His ideas were those of the inchoate and insular liberalism of the ‘thirties. His unique force in literature he was to owe to no supreme artistic or intellectual quality, but almost entirely to his inordinate gift of observation, his sympathy with the humble, his power over the emotions and his incomparable endowment of unalloyed human fun.
So writes one biographer of Charles Dickens who composed some of his humorous characterizations for the purpose of comedic relief from the melancholy tale of orphans, defeated old women, abused children, and ragged convicts. In addition, he wrote humorous sketches as entertainment for his monthly audiences such as Mr. Jaggers's little clerk, Wemmick, with his mouth like a "post office," a delightful character who talks to the plants at Newgate Prison, and who sets off a cannon for his Aged Parent. The ridiculous Belinda Pocket, consumed in her book of titles, whose servants have a banquet in the kitchen and whose maid must dive over her in order to rescue her children from certain death, provides much humor, as well. Yet, while this comedy is entertaining, it also serves a purpose for Dickens, the social reformer. His sketches of Mrs. Pocket and the pompous and envious Uncle Pumblechook, for example, satirize the rising middle class of Industrial England that envied and aspired to what Dickens considered a frivolous aristocracy.

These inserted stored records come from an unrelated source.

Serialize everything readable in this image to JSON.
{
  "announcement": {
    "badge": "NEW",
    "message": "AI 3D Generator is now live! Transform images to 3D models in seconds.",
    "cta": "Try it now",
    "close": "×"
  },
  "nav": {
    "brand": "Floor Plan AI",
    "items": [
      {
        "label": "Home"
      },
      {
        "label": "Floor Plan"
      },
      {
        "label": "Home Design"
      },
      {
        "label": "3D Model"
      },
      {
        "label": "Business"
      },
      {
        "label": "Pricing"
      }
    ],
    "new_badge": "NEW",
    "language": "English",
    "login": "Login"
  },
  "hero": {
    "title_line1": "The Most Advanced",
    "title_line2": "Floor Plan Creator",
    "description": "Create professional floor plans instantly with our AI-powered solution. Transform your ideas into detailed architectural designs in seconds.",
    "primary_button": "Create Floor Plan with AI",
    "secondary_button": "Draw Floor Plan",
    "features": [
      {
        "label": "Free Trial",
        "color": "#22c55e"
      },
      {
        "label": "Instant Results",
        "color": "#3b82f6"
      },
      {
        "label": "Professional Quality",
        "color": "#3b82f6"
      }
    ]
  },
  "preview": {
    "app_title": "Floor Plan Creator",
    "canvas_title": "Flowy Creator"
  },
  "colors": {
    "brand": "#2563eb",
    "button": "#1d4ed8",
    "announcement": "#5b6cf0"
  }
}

From Dickens, the tragedy of human life is revealed to readers in the novel's most farcical elements. The scene, for instance, of Miss Havisham walking about the table on which a wedding feast has laidso many sad years ago serves in its parody of a cake and bride and toady guests to point out the injustice of the criminal aristocrat who has swindled the decadent aristocrat while at the same time it points to the sycophantic and avaricious relatives who come in the hopes that Miss Havisham will die and leave them their inheritance. By defying accepted rules of writing narratives with his delightful, sentimental, and satiric humor, Dickens transcended the limited sphere of the Victorian novel. As one of his biographers has written,
[Dickens] produced books to be enshrined henceforth in the inmost hearts of all sorts and conditions of his countrymen, [while at the same time] he had definitely enlarged the boundaries of English humour and English fiction.